The one-time extension will apply to 2014 only, and is being framed by the administration as a resolution to an existing "disconnect," rather than as an extension. Others, as the AP noted, are calling for a longer delay of up to a year for the tax penalties in the wake of high-profile issues with the exchange sites and enrollment process. According to the Department of Health and Human Services, the six-week extension will function more like a grace period for Americans who don't enroll by February 15th. Practically speaking, anyone applying after that date won't get coverage until April 1st. But as written, the tax penalty goes into effect for all Americans not covered by March 31st, or the end of open enrollment. The AP explains: 

The administration "has determined that it would be unfair to require individuals in this situation to make a (penalty) payment," the Health and Human Services department said in guidance issued Monday evening. As a result, the department is creating a special one-time hardship exemption for people who get covered by March 31. And they won't have to file additional paperwork to apply for the exemption.
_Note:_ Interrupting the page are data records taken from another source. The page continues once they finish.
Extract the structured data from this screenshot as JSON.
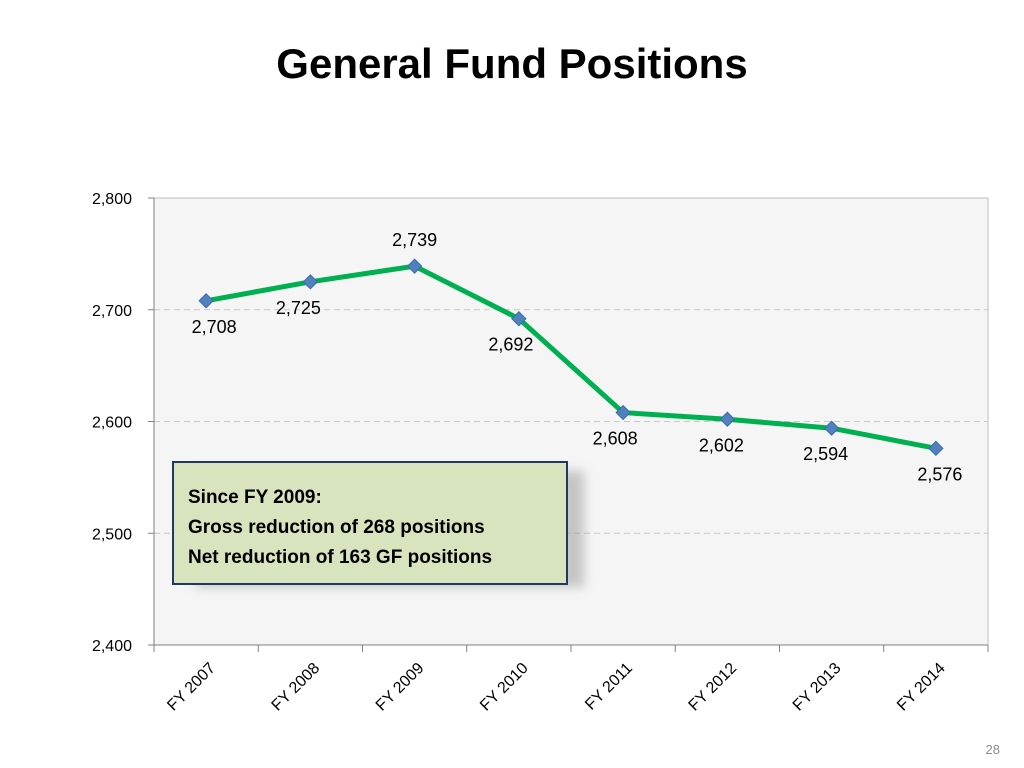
{
  "slide": {
    "title": "General Fund Positions",
    "page_number": "28"
  },
  "callout": {
    "line1": "Since FY 2009:",
    "line2": "Gross reduction of 268 positions",
    "line3": "Net reduction of  163 GF positions"
  },
  "chart_data": {
    "type": "line",
    "categories": [
      "FY 2007",
      "FY 2008",
      "FY 2009",
      "FY 2010",
      "FY 2011",
      "FY 2012",
      "FY 2013",
      "FY 2014"
    ],
    "series": [
      {
        "values": [
          2708,
          2725,
          2739,
          2692,
          2608,
          2602,
          2594,
          2576
        ]
      }
    ],
    "data_labels": [
      "2,708",
      "2,725",
      "2,739",
      "2,692",
      "2,608",
      "2,602",
      "2,594",
      "2,576"
    ],
    "ylim": [
      2400,
      2800
    ],
    "yticks": [
      2800,
      2700,
      2600,
      2500,
      2400
    ],
    "ytick_labels": [
      "2,800",
      "2,700",
      "2,600",
      "2,500",
      "2,400"
    ],
    "grid": "horizontal dashed",
    "colors": {
      "line": "#00b050",
      "marker": "#4f81bd",
      "plot_bg": "#f5f5f5",
      "grid": "#c8c8c8"
    }
  }
}
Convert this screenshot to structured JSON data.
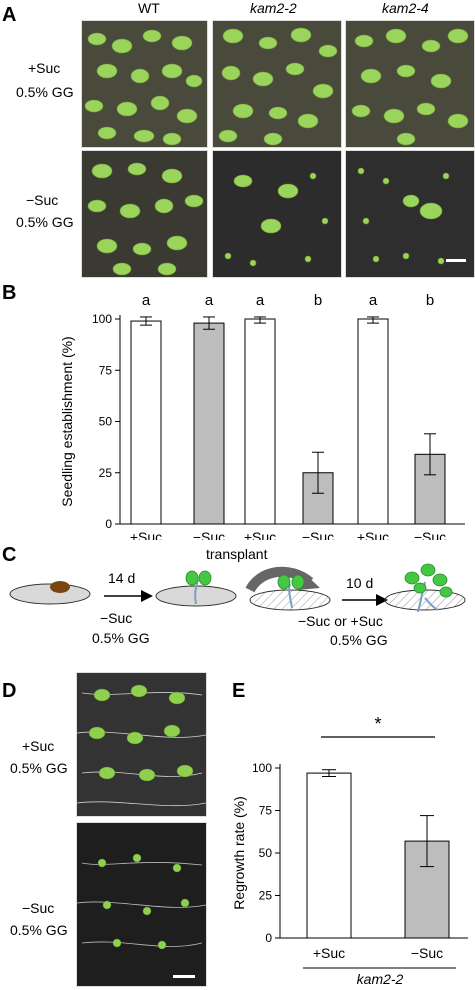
{
  "panels": {
    "a": "A",
    "b": "B",
    "c": "C",
    "d": "D",
    "e": "E"
  },
  "panelA": {
    "columns": [
      "WT",
      "kam2-2",
      "kam2-4"
    ],
    "rows": [
      {
        "cond": "+Suc",
        "medium": "0.5% GG"
      },
      {
        "cond": "−Suc",
        "medium": "0.5% GG"
      }
    ]
  },
  "panelC": {
    "step1_days": "14 d",
    "step1_cond": "−Suc",
    "step1_medium": "0.5% GG",
    "transfer_label": "transplant",
    "step2_days": "10 d",
    "step2_cond": "−Suc or +Suc",
    "step2_medium": "0.5% GG"
  },
  "panelD": {
    "rows": [
      {
        "cond": "+Suc",
        "medium": "0.5% GG"
      },
      {
        "cond": "−Suc",
        "medium": "0.5% GG"
      }
    ]
  },
  "colors": {
    "filled": "#bdbdbd",
    "open": "#ffffff",
    "photo_bg": "#2a2a2a",
    "leaf": "#8fd14f"
  },
  "chart_data": [
    {
      "id": "B",
      "type": "bar",
      "ylabel": "Seedling establishment (%)",
      "ylim": [
        0,
        100
      ],
      "yticks": [
        0,
        25,
        50,
        75,
        100
      ],
      "categories": [
        "+Suc",
        "−Suc",
        "+Suc",
        "−Suc",
        "+Suc",
        "−Suc"
      ],
      "values": [
        99,
        98,
        100,
        25,
        100,
        34
      ],
      "errors": [
        2,
        3,
        2,
        10,
        2,
        10
      ],
      "fills": [
        "open",
        "filled",
        "open",
        "filled",
        "open",
        "filled"
      ],
      "letters": [
        "a",
        "a",
        "a",
        "b",
        "a",
        "b"
      ],
      "groups": [
        {
          "label": "WT",
          "italic": false,
          "span": [
            0,
            1
          ]
        },
        {
          "label": "kam2-2",
          "italic": true,
          "span": [
            2,
            3
          ]
        },
        {
          "label": "kam2-4",
          "italic": true,
          "span": [
            4,
            5
          ]
        }
      ]
    },
    {
      "id": "E",
      "type": "bar",
      "ylabel": "Regrowth rate (%)",
      "ylim": [
        0,
        100
      ],
      "yticks": [
        0,
        25,
        50,
        75,
        100
      ],
      "categories": [
        "+Suc",
        "−Suc"
      ],
      "values": [
        97,
        57
      ],
      "errors": [
        2,
        15
      ],
      "fills": [
        "open",
        "filled"
      ],
      "significance": "*",
      "group_label": "kam2-2"
    }
  ]
}
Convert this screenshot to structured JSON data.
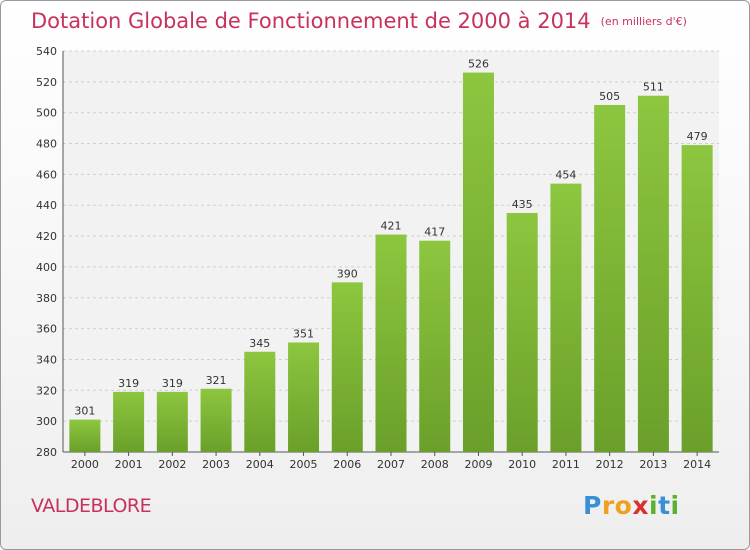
{
  "title": "Dotation Globale de Fonctionnement de 2000 à 2014",
  "unit": "(en milliers d'€)",
  "place": "VALDEBLORE",
  "logo": "Proxiti",
  "colors": {
    "bar": "#8dc63f",
    "bar_dark": "#6aa02a",
    "title": "#c8325a"
  },
  "chart_data": {
    "type": "bar",
    "title": "Dotation Globale de Fonctionnement de 2000 à 2014",
    "categories": [
      "2000",
      "2001",
      "2002",
      "2003",
      "2004",
      "2005",
      "2006",
      "2007",
      "2008",
      "2009",
      "2010",
      "2011",
      "2012",
      "2013",
      "2014"
    ],
    "values": [
      301,
      319,
      319,
      321,
      345,
      351,
      390,
      421,
      417,
      526,
      435,
      454,
      505,
      511,
      479
    ],
    "ylim": [
      280,
      540
    ],
    "yticks": [
      280,
      300,
      320,
      340,
      360,
      380,
      400,
      420,
      440,
      460,
      480,
      500,
      520,
      540
    ],
    "grid": true
  }
}
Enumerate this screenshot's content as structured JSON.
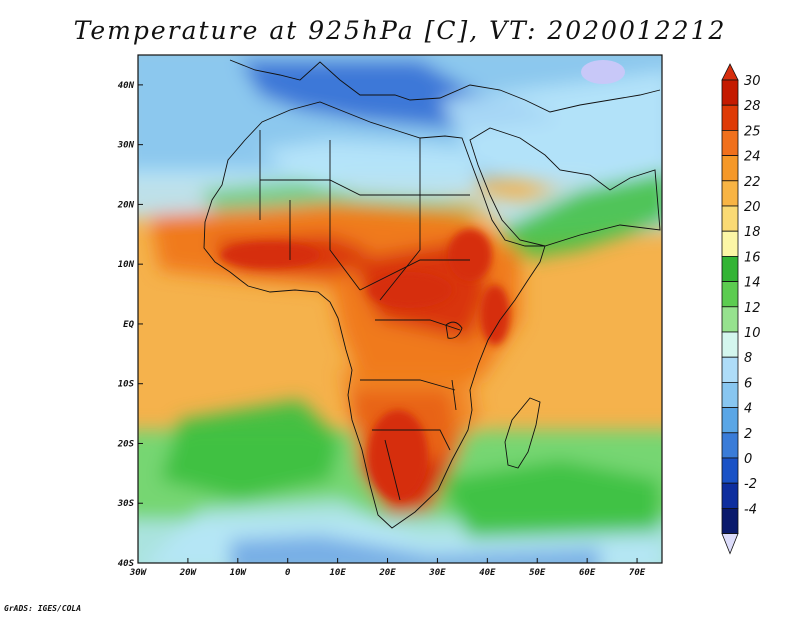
{
  "title": "Temperature at 925hPa [C], VT: 2020012212",
  "credit": "GrADS: IGES/COLA",
  "map": {
    "lon_range": [
      -30,
      75
    ],
    "lat_range": [
      -40,
      45
    ],
    "lon_ticks": [
      {
        "value": -30,
        "label": "30W"
      },
      {
        "value": -20,
        "label": "20W"
      },
      {
        "value": -10,
        "label": "10W"
      },
      {
        "value": 0,
        "label": "0"
      },
      {
        "value": 10,
        "label": "10E"
      },
      {
        "value": 20,
        "label": "20E"
      },
      {
        "value": 30,
        "label": "30E"
      },
      {
        "value": 40,
        "label": "40E"
      },
      {
        "value": 50,
        "label": "50E"
      },
      {
        "value": 60,
        "label": "60E"
      },
      {
        "value": 70,
        "label": "70E"
      }
    ],
    "lat_ticks": [
      {
        "value": 40,
        "label": "40N"
      },
      {
        "value": 30,
        "label": "30N"
      },
      {
        "value": 20,
        "label": "20N"
      },
      {
        "value": 10,
        "label": "10N"
      },
      {
        "value": 0,
        "label": "EQ"
      },
      {
        "value": -10,
        "label": "10S"
      },
      {
        "value": -20,
        "label": "20S"
      },
      {
        "value": -30,
        "label": "30S"
      },
      {
        "value": -40,
        "label": "40S"
      }
    ],
    "field_colors": {
      "ocean_mid": "#f5b24c",
      "ocean_north": "#8cc8ee",
      "ocean_south": "#76d672",
      "hot": "#d62e0e",
      "warm": "#f07a1a",
      "green": "#3cc040",
      "cool": "#b8e6fa",
      "cold": "#3c78d8",
      "coldest": "#c8c8f8"
    }
  },
  "colorbar": {
    "labels": [
      "30",
      "28",
      "25",
      "24",
      "22",
      "20",
      "18",
      "16",
      "14",
      "12",
      "10",
      "8",
      "6",
      "4",
      "2",
      "0",
      "-2",
      "-4"
    ],
    "colors": [
      "#c41a00",
      "#de3a06",
      "#f0701c",
      "#f59828",
      "#f8b444",
      "#fada74",
      "#fcf6a6",
      "#32b434",
      "#5ccc50",
      "#96e28e",
      "#d4f6ee",
      "#aedcf8",
      "#88c6f0",
      "#5aa6e6",
      "#3a7cd8",
      "#1a52c6",
      "#0e2e9e",
      "#0a1a6c"
    ],
    "top_color": "#d62e0e",
    "bottom_color": "#dcdcfa"
  }
}
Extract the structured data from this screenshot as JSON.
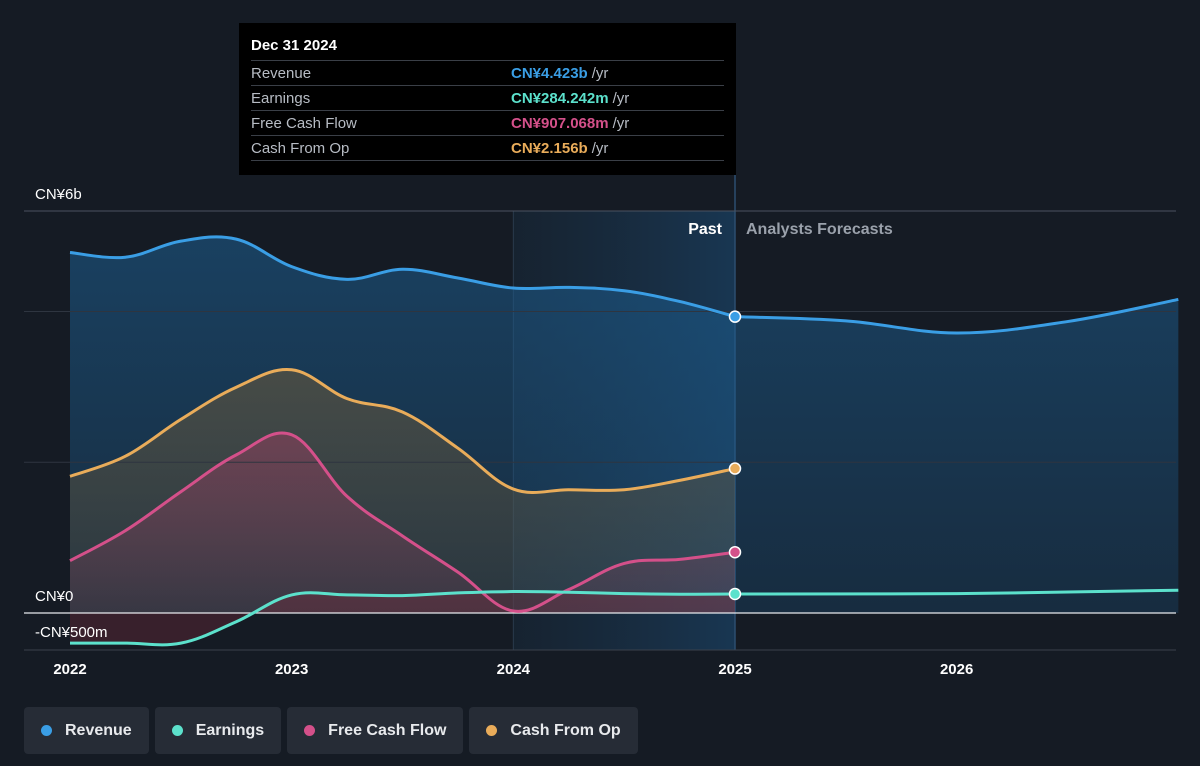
{
  "tooltip": {
    "date": "Dec 31 2024",
    "rows": [
      {
        "label": "Revenue",
        "value": "CN¥4.423b",
        "unit": "/yr",
        "color": "#3a9ee5"
      },
      {
        "label": "Earnings",
        "value": "CN¥284.242m",
        "unit": "/yr",
        "color": "#5ce1cc"
      },
      {
        "label": "Free Cash Flow",
        "value": "CN¥907.068m",
        "unit": "/yr",
        "color": "#d4508a"
      },
      {
        "label": "Cash From Op",
        "value": "CN¥2.156b",
        "unit": "/yr",
        "color": "#e9ac5a"
      }
    ]
  },
  "legend": [
    {
      "label": "Revenue",
      "color": "#3a9ee5"
    },
    {
      "label": "Earnings",
      "color": "#5ce1cc"
    },
    {
      "label": "Free Cash Flow",
      "color": "#d4508a"
    },
    {
      "label": "Cash From Op",
      "color": "#e9ac5a"
    }
  ],
  "chart_data": {
    "type": "line",
    "y_unit": "CN¥ billions",
    "y_tick_labels": [
      {
        "value": 6,
        "label": "CN¥6b"
      },
      {
        "value": 0,
        "label": "CN¥0"
      },
      {
        "value": -0.5,
        "label": "-CN¥500m"
      }
    ],
    "x_ticks": [
      2022,
      2023,
      2024,
      2025,
      2026
    ],
    "xlim": [
      2021.8,
      2027.0
    ],
    "ylim": [
      -0.55,
      6.0
    ],
    "gridlines": [
      6,
      4.5,
      2.25
    ],
    "past_label": "Past",
    "forecast_label": "Analysts Forecasts",
    "past_end": 2025.0,
    "highlight_start": 2024.0,
    "series": [
      {
        "name": "Revenue",
        "color": "#3a9ee5",
        "points": [
          [
            2022.0,
            5.38
          ],
          [
            2022.25,
            5.31
          ],
          [
            2022.5,
            5.55
          ],
          [
            2022.75,
            5.58
          ],
          [
            2023.0,
            5.17
          ],
          [
            2023.25,
            4.98
          ],
          [
            2023.5,
            5.13
          ],
          [
            2023.75,
            5.0
          ],
          [
            2024.0,
            4.85
          ],
          [
            2024.25,
            4.86
          ],
          [
            2024.5,
            4.81
          ],
          [
            2024.75,
            4.65
          ],
          [
            2025.0,
            4.423
          ]
        ],
        "forecast": [
          [
            2025.0,
            4.423
          ],
          [
            2025.5,
            4.36
          ],
          [
            2026.0,
            4.18
          ],
          [
            2026.5,
            4.35
          ],
          [
            2027.0,
            4.68
          ]
        ]
      },
      {
        "name": "Cash From Op",
        "color": "#e9ac5a",
        "points": [
          [
            2022.0,
            2.04
          ],
          [
            2022.25,
            2.34
          ],
          [
            2022.5,
            2.89
          ],
          [
            2022.75,
            3.37
          ],
          [
            2023.0,
            3.63
          ],
          [
            2023.25,
            3.2
          ],
          [
            2023.5,
            3.0
          ],
          [
            2023.75,
            2.46
          ],
          [
            2024.0,
            1.85
          ],
          [
            2024.25,
            1.84
          ],
          [
            2024.5,
            1.84
          ],
          [
            2024.75,
            1.98
          ],
          [
            2025.0,
            2.156
          ]
        ]
      },
      {
        "name": "Free Cash Flow",
        "color": "#d4508a",
        "points": [
          [
            2022.0,
            0.78
          ],
          [
            2022.25,
            1.23
          ],
          [
            2022.5,
            1.81
          ],
          [
            2022.75,
            2.36
          ],
          [
            2023.0,
            2.66
          ],
          [
            2023.25,
            1.74
          ],
          [
            2023.5,
            1.15
          ],
          [
            2023.75,
            0.61
          ],
          [
            2024.0,
            0.03
          ],
          [
            2024.25,
            0.35
          ],
          [
            2024.5,
            0.74
          ],
          [
            2024.75,
            0.8
          ],
          [
            2025.0,
            0.907
          ]
        ]
      },
      {
        "name": "Earnings",
        "color": "#5ce1cc",
        "points": [
          [
            2022.0,
            -0.45
          ],
          [
            2022.25,
            -0.45
          ],
          [
            2022.5,
            -0.45
          ],
          [
            2022.75,
            -0.13
          ],
          [
            2023.0,
            0.27
          ],
          [
            2023.25,
            0.27
          ],
          [
            2023.5,
            0.26
          ],
          [
            2023.75,
            0.3
          ],
          [
            2024.0,
            0.32
          ],
          [
            2024.25,
            0.31
          ],
          [
            2024.5,
            0.29
          ],
          [
            2024.75,
            0.28
          ],
          [
            2025.0,
            0.284
          ]
        ],
        "forecast": [
          [
            2025.0,
            0.284
          ],
          [
            2026.0,
            0.29
          ],
          [
            2027.0,
            0.34
          ]
        ]
      }
    ]
  }
}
But a provocative NBC report out on Monday will surely attract more attention than the change of deadline. Based on interviews with health insurance experts, the report promotes a conjecture that the Obama administration must have known that a high percentage of Americans would have to buy new health insurance plans despite assurances otherwise years ago. Here's, in part, why: 

The law states that policies in effect as of March 23, 2010 will be “grandfathered,” meaning consumers can keep those policies even though they don’t meet requirements of the new health care law. But the Department of Health and Human Services then wrote regulations that narrowed that provision, by saying that if any part of a policy was significantly changed since that date -- the deductible, co-pay, or benefits, for example -- the policy would not be grandfathered.

ThinkProgress, it should be noted, pointed out on Monday that the "grandfathering" problem reported by NBC is 3 years old at least, and was reported widely when the regulations were issued in 2010. In any case, the White House argues that many of the Americans receiving "cancellation" notices in the mail will be able to buy comparable, Obamacare-compliant plans on the exchanges, with any increased costs offset by subsidies. As we explained in some depth earlier today, those subsidies are still a variable for a lot of Americans seeing higher premiums in their future, as site continues to put up road blocks for those who are trying to enroll.